6. Starting the Server
async def main():
async with stdio() as streams:
await app.run(
streams[0],
streams[1],
app.create_initialization_options()
)
if __name__ == "__main__":
asyncio.run(main())
Complete Code
import asyncio
from mcp.server import Server
from mcp import types
from mcp.server import stdio
from pydantic import AnyUrl
import requests
app = Server("weather-forecast-server")
# Step 1: Define a resource template for weather forecasts
@app.list_resources()
async def list_resources() -> list[types.ResourceTemplate]:
return [
types.ResourceTemplate(
uriTemplate="weather://{city}/forecast",
name="Weather Forecast",
description="5-day weather forecast for a given city",
mimeType="application/json"
)
]
# Step 2: Handle requests to read a specific weather forecast resource
@app.read_resource()
async def read_resource(uri: AnyUrl) -> str:
parsed = str(uri)
if not parsed.startswith("weather://") or not parsed.endswith("/forecast"):
raise ValueError("Unsupported resource URI")
city = parsed.split("://")[1].split("/")[0]
url = (
"https://api.openweathermap.org/data/2.5/forecast"
f"?q={city}"
"&units=metric"
"&appid=YOUR_API_KEY" # Replace with your actual API key
)
response = requests.get(url)
if response.status_code != 200:
raise ValueError(f"Failed to fetch weather data for {city}")
return response.text
# Step 3: Start the MCP server using standard I/O
async def main():
async with stdio() as streams:
await app.run(
streams[0],
streams[1],
app.create_initialization_options()
)
# Run the server
if __name__ == "__main__":
asyncio.run(main())
Key Considerations for Implementing Resources
Name the resources and URIs properly and include relevant descriptions to help the LLM understand the context better. Also, make sure to get the correct MIME types (mimetype) in the resource template.

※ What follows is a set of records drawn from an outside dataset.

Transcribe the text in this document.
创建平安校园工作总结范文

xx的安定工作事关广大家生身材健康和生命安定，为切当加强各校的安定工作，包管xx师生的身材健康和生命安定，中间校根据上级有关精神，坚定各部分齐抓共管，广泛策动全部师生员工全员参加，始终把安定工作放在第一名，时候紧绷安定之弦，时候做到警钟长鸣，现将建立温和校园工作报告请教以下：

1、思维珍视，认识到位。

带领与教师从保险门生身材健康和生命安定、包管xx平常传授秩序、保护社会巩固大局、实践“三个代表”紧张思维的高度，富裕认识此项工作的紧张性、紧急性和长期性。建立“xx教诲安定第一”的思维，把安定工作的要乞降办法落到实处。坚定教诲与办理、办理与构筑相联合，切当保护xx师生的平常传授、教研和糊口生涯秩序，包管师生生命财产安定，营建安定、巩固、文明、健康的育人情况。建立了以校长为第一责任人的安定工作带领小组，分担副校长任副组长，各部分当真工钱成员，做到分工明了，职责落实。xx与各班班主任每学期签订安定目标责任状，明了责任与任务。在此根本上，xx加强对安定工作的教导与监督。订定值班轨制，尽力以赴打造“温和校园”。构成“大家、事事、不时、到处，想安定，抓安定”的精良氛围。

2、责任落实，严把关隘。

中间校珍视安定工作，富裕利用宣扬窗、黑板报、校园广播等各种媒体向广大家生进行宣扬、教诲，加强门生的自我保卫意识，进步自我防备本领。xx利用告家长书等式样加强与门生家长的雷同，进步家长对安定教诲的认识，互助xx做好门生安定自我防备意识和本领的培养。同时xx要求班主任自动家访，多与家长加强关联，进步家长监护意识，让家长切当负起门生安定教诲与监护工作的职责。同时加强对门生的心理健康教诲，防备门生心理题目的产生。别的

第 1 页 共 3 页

If resources change frequently, it’s best to use subscriptions for them. For large resource lists, use pagination and remember to validate URIs before processing. It’s also important to handle errors properly and display clear error messages.
Security Considerations
One of the main security issues with MCP resources is resource poisoning, which involves embedding malicious instructions in resources, such as PDFs. Threat actors usually hide these instructions in parts of the resource that are not immediately visible to the user.
Resource poisoning could also lead to a prompt injection attack. For example, when an AI model processes a file with malicious instructions, it can execute those instructions without the user’s knowledge and perform unintended actions, manipulating the model's behavior.
Since different clients can handle resources differently, clients or models that select resources automatically are at greater risk from these attacks. Therefore, resource validation is crucial to prevent these issues. Implementing thorough checks on resources before the AI model processes them can help detect hidden malicious instructions. Validating resource URIs and MIME types is also helpful.
Moreover, for security purposes, ensure that your sensitive data in transit is encrypted and appropriate access controls are implemented.
Final Thoughts
MCP resources allow servers to expose data by assigning them unique URIs. The client can read this data by making a resources/read request using the resources URI. However, this data is read-only, which means the AI agent cannot modify it.
And remember: Resources can represent different types of structured data (text or binary). This could include log files, external documents like PDFs, images, API responses, JSON configuration data, live system data, and more.
The MCP client can pass the accessed resource data to the LLM, which helps improve the model’s responses. Finally, with MCP resources, we equip AI agents with the essential tools to effectively solve user problems and elevate their capabilities to the next level.